= Sam Ormerod =

English footballer, referee, and manager

Samuel Ormerod (1848–1906) was an English football player, referee and manager.

In the early years of football Ormerod was an influential figure in his home town, first as a player and then as one of the men who formed Accrington F.C., which later became one of the founder members of the Football League. By 1883 he was a referee. Officiating a Bolton Wanderers match in November 1883, he was chased from the ground by a mob and assaulted at the railway station, an event which led the Football Association to threaten Bolton with expulsion.

In 1895 Ormerod was appointed manager of Manchester City, succeeding Joshua Parlby. In his first season in charge the club finished second in the Second Division, qualifying for the Test Matches, a nineteenth-century equivalent of the promotion play-offs. The club won only one of their four test matches, and failed to gain promotion. The following season was less successful with a sixth-place finish for the club.
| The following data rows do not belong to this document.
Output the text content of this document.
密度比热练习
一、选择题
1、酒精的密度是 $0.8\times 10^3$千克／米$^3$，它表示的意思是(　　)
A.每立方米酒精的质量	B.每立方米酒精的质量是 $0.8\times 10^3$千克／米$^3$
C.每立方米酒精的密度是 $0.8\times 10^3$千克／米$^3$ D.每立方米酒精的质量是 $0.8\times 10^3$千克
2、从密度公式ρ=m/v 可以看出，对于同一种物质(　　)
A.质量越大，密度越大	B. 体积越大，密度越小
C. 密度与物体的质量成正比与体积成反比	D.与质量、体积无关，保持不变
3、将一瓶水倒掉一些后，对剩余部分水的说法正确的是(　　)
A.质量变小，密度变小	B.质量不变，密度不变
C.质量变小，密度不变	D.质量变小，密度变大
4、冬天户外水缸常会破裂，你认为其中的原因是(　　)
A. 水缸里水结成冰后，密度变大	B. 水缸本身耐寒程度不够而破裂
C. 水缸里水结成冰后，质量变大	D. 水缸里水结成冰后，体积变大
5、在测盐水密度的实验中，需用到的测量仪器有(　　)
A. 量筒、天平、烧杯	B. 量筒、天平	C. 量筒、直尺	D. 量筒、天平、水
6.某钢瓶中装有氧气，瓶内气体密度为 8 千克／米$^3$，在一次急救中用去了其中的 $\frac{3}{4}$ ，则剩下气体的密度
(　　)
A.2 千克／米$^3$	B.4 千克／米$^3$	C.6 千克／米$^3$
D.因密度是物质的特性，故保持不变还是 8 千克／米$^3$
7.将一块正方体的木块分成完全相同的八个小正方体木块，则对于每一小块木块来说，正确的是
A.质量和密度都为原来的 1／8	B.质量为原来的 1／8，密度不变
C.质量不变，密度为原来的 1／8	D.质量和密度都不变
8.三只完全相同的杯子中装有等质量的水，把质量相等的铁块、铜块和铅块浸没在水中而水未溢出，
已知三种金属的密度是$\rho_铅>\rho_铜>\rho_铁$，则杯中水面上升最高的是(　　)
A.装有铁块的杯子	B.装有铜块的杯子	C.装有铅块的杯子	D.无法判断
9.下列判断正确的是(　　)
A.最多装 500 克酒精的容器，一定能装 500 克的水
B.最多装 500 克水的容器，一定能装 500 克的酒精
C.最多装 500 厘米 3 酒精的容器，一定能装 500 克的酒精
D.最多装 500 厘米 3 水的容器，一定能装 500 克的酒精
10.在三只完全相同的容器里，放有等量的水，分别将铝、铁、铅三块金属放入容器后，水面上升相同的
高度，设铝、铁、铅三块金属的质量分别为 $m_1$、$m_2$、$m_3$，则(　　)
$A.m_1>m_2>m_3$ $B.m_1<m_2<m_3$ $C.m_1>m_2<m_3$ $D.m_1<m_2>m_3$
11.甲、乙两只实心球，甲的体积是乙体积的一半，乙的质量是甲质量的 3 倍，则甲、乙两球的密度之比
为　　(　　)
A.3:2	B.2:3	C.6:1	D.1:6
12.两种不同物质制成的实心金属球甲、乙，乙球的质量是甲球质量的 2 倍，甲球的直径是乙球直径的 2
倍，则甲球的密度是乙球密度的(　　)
During Ormerod's tenure City's style of play combined physical defending with an attack spearheaded by Billie Gillespie and Billy Meredith. Gillespie was an Ormerod signing, who came to the club from Lincoln City in 1897. A third-place finish was achieved in 1898, and in 1898–99 Ormerod's City won the Second Division championship, earning automatic promotion to the First Division, the highest level of English football. This was the first time the Manchester club had achieved promotion.

City's debut season in the top flight resulted in a comfortable finish in the upper mid-table, and this successful period earned Ormerod the nickname "The Wizard of Longsight". However, the club finished bottom of the First Division in the 1901–02 season and were relegated. This, coupled with club debts of £1,000, led to Ormerod resigning in July 1902. After leaving the club he became manager of Stockport County. In 1904 his former club invited him to travel to the FA Cup final as a thank you for his work. He later managed Clapton Orient. He died in 1906 shortly after his departure from Clapton.